Akut gut artrit (ayrıca kalsiyum pirofosfat birikmesi):
Profilaktik olarak (krizlerin sıklığını ve şiddetini azaltmak için sürekli olarak): Başlangıçta günde bir defa 1 kaplı tablet kullanılır. Gerekirse doz günde iki defa l’er kaplı tablete çıkarılabilir. Hafif şiddetteki durumlarda haftada 1–4 defa l’er kaplı tablet kullanımı yeterli olabilir.
Akut atak durumunda:
Başlangıçta 1 mg (2 tablet), ardından 1 saat sonra 0,5 mg (1 tablet). 12 saat boyunca başka tablet alınmamalıdır.
Kronik gut artriti hastalarında; ürat düşürücü tedavi (ÜDT) veya ürikosürik ilaçla tedaviye başlama sırasında kolşisin ile gut atağı profilaksisi (günde iki kez 0,5 mg) akut alevlenme sıklığı ve şiddetinin yanı sıra rekürren alevlenme olasılığını azaltmıştır. Klinik verilere dayalı olarak, tedavi 6 aya kadar devam edebilir. Tedavi süresi, alevlenme sıklığı, gut hastalığı süresi, tofüs varlığı ve büyüklüğü gibi faktörler değerlendirilip kararlaştırılmalıdır.
Ailevi Akdeniz Ateşi ve amiloidoz baskılanmasında:
Profilaktik amaçla: Önce günde 1 defa 1 kaplı tablet verilir. Gerekiyorsa ve doz tolere edilebiliyorsa günde 2 mg’a kadar toplam doz bölünerek verilebilir. 2 veya 3’e bölünmek suretiyle toplam 2 mg’a kadar günlük dozlara çıkılabilir. Ancak bu hastalarda profilaktik kolşisinin amiloidozu önlediği gösterilmiş olduğundan tedavinin bırakılmaması tavsiye edilmektedir.
Kolşisin, Ailevi Akdeniz Ateşi ve amiloidoz ilişkili ataklarının önlenmesinde çok etkilidir.

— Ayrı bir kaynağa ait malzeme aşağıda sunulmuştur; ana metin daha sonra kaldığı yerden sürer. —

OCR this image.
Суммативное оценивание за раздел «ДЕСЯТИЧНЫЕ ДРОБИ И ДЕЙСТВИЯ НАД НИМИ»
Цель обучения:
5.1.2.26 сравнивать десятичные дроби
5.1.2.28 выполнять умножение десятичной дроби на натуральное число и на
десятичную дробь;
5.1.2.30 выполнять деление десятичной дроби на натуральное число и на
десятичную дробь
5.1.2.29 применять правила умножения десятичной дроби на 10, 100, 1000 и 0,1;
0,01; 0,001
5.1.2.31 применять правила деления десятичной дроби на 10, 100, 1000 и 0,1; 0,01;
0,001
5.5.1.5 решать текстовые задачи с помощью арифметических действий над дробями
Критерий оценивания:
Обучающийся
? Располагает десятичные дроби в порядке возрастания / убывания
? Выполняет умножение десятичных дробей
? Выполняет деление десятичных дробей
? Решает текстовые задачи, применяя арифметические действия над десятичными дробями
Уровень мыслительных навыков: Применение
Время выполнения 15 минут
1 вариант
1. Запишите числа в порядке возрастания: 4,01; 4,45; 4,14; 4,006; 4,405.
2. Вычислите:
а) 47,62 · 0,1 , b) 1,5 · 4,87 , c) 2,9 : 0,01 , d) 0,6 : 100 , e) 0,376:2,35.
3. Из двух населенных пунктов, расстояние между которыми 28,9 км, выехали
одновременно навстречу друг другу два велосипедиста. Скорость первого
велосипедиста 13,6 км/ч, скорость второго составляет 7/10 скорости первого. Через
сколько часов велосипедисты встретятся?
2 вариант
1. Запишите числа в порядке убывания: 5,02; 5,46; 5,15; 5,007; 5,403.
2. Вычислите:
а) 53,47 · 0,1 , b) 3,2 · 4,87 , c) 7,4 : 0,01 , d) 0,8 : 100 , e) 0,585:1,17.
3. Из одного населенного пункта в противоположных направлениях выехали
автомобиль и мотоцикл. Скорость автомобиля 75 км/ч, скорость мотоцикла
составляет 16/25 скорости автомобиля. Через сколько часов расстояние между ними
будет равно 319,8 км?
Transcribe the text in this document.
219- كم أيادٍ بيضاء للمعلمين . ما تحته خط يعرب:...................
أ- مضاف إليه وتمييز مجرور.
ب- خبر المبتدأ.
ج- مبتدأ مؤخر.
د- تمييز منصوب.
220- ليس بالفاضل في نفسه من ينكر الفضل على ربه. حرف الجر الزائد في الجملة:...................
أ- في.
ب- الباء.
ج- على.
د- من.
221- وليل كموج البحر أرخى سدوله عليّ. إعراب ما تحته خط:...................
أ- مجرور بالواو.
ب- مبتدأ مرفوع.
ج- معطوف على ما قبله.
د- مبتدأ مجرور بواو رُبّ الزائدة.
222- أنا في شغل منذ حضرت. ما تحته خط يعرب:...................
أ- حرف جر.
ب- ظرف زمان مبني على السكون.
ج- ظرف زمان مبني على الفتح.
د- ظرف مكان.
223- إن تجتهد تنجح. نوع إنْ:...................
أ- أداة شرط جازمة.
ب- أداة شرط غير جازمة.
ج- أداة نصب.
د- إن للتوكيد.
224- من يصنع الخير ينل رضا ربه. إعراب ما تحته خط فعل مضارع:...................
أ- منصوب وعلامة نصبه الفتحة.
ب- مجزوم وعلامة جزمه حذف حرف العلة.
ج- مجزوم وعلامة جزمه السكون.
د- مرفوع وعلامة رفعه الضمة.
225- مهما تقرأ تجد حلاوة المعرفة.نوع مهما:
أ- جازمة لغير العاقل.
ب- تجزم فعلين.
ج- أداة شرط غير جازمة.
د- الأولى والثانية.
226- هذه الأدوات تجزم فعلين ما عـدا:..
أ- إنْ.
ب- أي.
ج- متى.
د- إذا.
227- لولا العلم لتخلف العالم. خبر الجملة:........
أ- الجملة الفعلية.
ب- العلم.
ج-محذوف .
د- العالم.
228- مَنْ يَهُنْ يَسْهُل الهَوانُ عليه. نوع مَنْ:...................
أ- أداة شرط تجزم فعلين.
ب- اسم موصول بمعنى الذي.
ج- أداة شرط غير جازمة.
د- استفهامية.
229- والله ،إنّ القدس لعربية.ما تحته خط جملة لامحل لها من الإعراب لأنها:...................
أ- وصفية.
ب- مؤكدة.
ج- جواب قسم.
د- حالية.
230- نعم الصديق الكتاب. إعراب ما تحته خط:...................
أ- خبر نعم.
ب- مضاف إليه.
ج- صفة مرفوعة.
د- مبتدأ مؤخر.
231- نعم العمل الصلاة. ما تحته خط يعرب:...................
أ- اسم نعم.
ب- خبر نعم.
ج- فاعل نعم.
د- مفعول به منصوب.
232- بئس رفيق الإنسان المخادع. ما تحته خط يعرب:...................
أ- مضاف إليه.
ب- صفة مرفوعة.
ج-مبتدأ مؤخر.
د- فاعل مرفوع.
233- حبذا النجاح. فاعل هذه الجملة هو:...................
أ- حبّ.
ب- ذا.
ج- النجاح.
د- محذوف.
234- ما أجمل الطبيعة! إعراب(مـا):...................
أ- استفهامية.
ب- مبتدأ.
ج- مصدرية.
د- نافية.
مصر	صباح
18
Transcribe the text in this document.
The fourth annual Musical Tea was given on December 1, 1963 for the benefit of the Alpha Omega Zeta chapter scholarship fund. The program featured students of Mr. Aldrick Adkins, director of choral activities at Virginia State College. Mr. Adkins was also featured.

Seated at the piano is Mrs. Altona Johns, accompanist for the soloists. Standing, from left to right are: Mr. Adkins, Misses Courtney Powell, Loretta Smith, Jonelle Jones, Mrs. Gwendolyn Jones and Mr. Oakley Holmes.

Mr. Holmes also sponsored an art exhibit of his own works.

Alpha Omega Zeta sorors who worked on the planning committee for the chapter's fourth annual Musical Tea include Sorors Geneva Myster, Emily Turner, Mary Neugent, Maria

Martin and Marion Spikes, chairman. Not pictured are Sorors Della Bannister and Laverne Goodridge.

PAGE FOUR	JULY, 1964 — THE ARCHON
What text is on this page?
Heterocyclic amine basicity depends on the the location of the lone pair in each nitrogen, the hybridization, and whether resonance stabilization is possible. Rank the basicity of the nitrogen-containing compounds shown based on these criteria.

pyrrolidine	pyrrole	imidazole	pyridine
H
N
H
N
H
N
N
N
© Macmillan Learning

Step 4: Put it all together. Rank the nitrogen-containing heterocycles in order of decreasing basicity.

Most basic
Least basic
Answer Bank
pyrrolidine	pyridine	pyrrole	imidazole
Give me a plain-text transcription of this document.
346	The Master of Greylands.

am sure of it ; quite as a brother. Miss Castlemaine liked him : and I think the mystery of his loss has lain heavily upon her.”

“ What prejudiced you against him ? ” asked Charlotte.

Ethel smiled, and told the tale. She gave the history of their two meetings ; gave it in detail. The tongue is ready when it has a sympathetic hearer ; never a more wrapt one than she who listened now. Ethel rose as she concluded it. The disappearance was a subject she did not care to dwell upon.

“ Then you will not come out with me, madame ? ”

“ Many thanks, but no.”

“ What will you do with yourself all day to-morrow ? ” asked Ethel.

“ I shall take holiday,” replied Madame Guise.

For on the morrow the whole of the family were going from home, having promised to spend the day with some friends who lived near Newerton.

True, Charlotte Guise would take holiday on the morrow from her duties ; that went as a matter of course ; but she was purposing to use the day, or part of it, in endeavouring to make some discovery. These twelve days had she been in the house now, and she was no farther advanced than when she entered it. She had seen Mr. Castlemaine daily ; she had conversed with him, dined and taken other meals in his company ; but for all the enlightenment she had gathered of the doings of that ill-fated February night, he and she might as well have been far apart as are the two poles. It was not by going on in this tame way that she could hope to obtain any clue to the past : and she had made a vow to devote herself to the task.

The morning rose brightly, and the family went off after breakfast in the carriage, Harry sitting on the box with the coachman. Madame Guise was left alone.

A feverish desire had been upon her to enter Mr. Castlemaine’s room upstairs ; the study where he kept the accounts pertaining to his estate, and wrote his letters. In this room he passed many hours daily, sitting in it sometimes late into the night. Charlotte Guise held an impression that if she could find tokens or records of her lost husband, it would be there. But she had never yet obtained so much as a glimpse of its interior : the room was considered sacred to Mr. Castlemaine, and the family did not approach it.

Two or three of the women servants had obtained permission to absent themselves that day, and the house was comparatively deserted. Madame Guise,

Başlangıç dozu, 5 yaşından küçük çocuklar için <0,5 mg/gün (eğer tabletler 0,6 mg içeriyorsa <0,6 mg/gün), 5 ila 10 yaş arası çocuklar için 0,5–1,0 mg/gün (eğer tabletler 0,6 mg içeriyorsa 1,2 mg/gün), 10 yaşından büyük çocuklar ve yetişkinler için 1,0–1,5 mg/gün (eğer tabletler 0,6 mg içeriyorsa 1,8 mg/gün)’dür. Daha önceden bu komplikasyonlara sahip olan (örneğin amiloidoz) veya daha yüksek hastalık aktivitesine sahip hastalarda, daha yüksek dozlar başlatılabilir.
Behçet Hastalığında:
Günde 2 veya 3 kez 1 tablet olarak kullanılır.
Uygulama şekli:
Ağızdan uygulanır.
Özel popülasyonlara ilişkin ek bilgiler:
Böbrek/Karaciğer yetmezliği:
Böbrek fonksiyon yetmezliği (kreatin klerensi 10 – 50 mL/dk arasında olanlarda) olan erişkinlerde doz:
Profilaktik kullanım için: Günde bir defa 1 kaplı tablet (Akut gut artriti alevlenmesi, Ailevi Akdeniz Ateşi hastalığı).
Akut atak tedavisinde: Normal dozun yarısı (günde en fazla 3 mg) (Akut gut atağı durumu, Ailevi Akdeniz Ateşi hastalığı alevlenmesi).
Böbrek yetmezliğinde doz ayarlama:
Gut Alevlenmeleri
Gut Alevlenmeleri için Profilaksi: Hafif (tahmini kreatinin klirensi Clcr 50–80 mL / dak) ile orta (Clcr 30–50 mL / dak) böbrek fonksiyon bozukluğu olan hastalarda gut alevlenmelerinin profilaksisi için önerilen dozun ayarlanması gerekli değildir, ancak hastalar kolşisinin yan etkileri için yakından izlenmelidir. Bununla birlikte, şiddetli bozukluğu olan (Clcr 30 mL/dak altında olan) hastalarda başlangıç dozu günde 0,25 mg olmalıdır ve dozdaki herhangi bir artış yakın takip ile yapılmalıdır. Diyalize giren hastalarda gut alevlenmelerinin profilaksisi için, başlangıç dozları, yakından izlenerek haftada iki kez 0,25 mg verilmelidir.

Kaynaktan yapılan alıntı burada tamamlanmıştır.